O desempenho do último mês, dezembro, ajudou a compor o ano, com embarques e valores que superaram em mais de 25% o mesmo mês do ano anterior.
Os números e as declarações foram divulgados pela Associação Brasileira de Proteína Animal, conforme informação divulgada pelo g1.
Resultados e números
A ABPA informou que, “No ano, as vendas de carne de porco para outros países totalizaram 1,510 milhão de toneladas, volume 11,6% superior ao registrado em 2024, com 1,352 milhão de toneladas.”
O desempenho de dezembro foi destaque, com embarques de 137,8 mil toneladas, volume 25,8% superior ao registrado em dezembro de 2024, quando os embarques somaram 109,5 mil toneladas.
Em receita, as exportações brasileiras de carne suína totalizaram US$ 3,619 bilhões em 2025, número 19,3% maior em relação ao obtido em 2024, com US$ 3,033 bilhões. Apenas em dezembro, a receita somou US$ 324,5 milhões, avanço de 25,6% em relação ao mesmo período do ano anterior, com US$ 258,4 milhões.
Principais destinos
O principal destino da carne suína brasileira em 2025 foram as Filipinas, que importaram 392,9 mil toneladas, crescimento de 54,5% em relação a 2024.
Em seguida aparecem China, com 159,2 mil toneladas (-33%), Chile, com 118,6 mil toneladas (+4,9%), Japão, com 114,4 mil toneladas (+22,4%), e Hong Kong, com 110,9 mil toneladas (+3,7%).
O que dizem as entidades
Sobre o movimento dos mercados, o presidente da ABPA, Ricardo Santin, afirmou, “Houve uma mudança significativa no tabuleiro dos destinos de exportação.
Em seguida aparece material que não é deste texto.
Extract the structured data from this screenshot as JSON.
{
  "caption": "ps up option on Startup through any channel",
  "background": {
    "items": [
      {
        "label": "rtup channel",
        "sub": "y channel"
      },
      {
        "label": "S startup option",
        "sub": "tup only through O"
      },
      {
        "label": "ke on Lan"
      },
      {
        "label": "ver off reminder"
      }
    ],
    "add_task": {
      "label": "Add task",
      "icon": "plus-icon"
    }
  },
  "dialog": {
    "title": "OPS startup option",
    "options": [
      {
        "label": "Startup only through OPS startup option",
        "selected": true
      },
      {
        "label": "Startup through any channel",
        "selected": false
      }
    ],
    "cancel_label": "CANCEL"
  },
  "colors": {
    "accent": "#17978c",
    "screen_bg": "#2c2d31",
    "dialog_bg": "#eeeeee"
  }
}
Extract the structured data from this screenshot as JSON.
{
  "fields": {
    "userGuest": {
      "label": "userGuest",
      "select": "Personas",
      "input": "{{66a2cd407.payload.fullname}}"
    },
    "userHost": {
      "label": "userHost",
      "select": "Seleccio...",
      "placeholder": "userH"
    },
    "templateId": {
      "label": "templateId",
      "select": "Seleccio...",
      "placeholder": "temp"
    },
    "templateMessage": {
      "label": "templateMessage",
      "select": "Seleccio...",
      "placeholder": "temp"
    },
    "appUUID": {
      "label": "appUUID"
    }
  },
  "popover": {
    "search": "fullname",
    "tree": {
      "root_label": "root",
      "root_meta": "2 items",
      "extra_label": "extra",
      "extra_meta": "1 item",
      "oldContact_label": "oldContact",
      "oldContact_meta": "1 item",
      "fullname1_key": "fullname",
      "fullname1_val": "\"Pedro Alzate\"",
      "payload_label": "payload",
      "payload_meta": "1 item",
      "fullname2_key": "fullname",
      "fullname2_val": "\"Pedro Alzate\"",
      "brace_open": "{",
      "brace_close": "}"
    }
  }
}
As Filipinas se consolidaram como maior importadora da carne suína do Brasil, e outros mercados, como Japão e Chile, assumiram protagonismo entre os cinco maiores importadores“, ressalta o presidente da ABPA, Ricardo Santin.
Complementando, ele destacou, “Isso demonstra a efetividade do processo de diversificação dos destinos da carne suína brasileira, o que reduz riscos, amplia oportunidades e reforça a presença do Brasil no mercado internacional, dando sustentação às expectativas positivas para este ano“, ressalta o presidente da ABPA, Ricardo Santin.
Impacto e perspectivas
O resultado ajuda a consolidar o Brasil entre os maiores exportadores mundiais de carne suína, com expectativa de superar o Canadá e assumir o terceiro lugar no ranking global.
A diversificação de destinos reduz a dependência de poucos compradores e amplia oportunidades comerciais, o que tende a dar mais estabilidade ao setor em 2026, caso as tendências de demanda e preços se mantenham.
Para produtores e exportadores, a combinação de aumento de volume e de receita em 2025 reforça a importância de investimentos em logística, sanidade e acesso a mercados para sustentar a presença brasileira no comércio internacional da carne suína.